Ask yourself the question, Shall I allow for a moment in my heart the feeling of envy, a feeling which prompted the crucifixion of my Lord?
There is no saying to what length even a child of God may not be led, who once willingly allows this feeling. It grows so very rapidly that, from only beginning to be envious of the success, prosperity, and position of another, we may soon begin to hate him, and then plot against him.

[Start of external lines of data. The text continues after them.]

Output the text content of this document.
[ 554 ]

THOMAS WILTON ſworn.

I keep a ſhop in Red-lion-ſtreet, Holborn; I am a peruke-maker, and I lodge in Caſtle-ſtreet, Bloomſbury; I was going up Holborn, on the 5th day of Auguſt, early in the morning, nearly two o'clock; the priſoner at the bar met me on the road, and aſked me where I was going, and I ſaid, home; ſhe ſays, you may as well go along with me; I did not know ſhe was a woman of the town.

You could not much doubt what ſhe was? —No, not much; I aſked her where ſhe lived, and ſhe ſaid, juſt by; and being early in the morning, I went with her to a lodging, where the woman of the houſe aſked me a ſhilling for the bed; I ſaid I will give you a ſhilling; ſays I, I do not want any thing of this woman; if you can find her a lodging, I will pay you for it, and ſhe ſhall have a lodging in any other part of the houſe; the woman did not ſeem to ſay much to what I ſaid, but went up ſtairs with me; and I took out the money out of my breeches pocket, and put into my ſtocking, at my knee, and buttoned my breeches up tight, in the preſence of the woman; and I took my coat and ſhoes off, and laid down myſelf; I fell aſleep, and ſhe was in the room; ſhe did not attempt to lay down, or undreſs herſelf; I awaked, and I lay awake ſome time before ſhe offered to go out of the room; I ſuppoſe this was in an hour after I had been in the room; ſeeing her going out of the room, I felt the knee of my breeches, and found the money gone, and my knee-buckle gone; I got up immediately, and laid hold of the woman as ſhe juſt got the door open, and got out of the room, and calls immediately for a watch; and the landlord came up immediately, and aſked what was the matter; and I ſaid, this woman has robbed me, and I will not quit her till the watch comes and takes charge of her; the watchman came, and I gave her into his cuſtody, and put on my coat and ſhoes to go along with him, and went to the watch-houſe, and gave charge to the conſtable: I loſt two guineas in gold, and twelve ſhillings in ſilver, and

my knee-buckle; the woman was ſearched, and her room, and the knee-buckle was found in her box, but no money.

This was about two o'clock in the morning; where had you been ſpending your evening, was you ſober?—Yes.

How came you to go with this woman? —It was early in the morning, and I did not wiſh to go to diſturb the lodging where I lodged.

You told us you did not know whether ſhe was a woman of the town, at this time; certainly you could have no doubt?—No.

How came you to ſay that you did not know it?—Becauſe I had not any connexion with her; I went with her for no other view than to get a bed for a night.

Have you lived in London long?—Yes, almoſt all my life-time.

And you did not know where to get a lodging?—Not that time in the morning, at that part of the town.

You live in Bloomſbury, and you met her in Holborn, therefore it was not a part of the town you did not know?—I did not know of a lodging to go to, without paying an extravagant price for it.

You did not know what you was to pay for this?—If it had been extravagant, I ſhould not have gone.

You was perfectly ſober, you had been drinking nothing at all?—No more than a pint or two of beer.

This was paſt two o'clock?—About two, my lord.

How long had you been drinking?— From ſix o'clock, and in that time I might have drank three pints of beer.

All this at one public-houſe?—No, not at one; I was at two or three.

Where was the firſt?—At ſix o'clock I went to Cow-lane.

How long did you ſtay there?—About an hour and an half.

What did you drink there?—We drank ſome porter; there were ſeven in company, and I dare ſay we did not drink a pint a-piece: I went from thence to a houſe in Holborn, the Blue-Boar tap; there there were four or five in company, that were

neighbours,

As with pride, so it is with envy; its most horrible and deadly form is when it conceals itself under a cover of zeal for the Lord, and under this or some other religious subterfuge, seeks the evil of another. Oh, what unmaskings of all such actions will take place at the judgment seat of Christ!
Seek, beloved reader, to be pure from this vice at least, after the fearful warnings the Word of God has given us (remembering especially that it is one of the five sins that hinder our love of the Word of God itself (1 Pet.2)). Real occupation with Christ's glory and interests instead of our own, effectually, though unconsciously, checks not only this but many other sins. It is only the self-seeker who is envious. The servant who can truly say, like his Master, “I seek not Mine own glory,” is surely delivered from a spirit of envy.
May the Lord preserve us from this sin, which is, alas, by no means uncommon among young as well as old believers.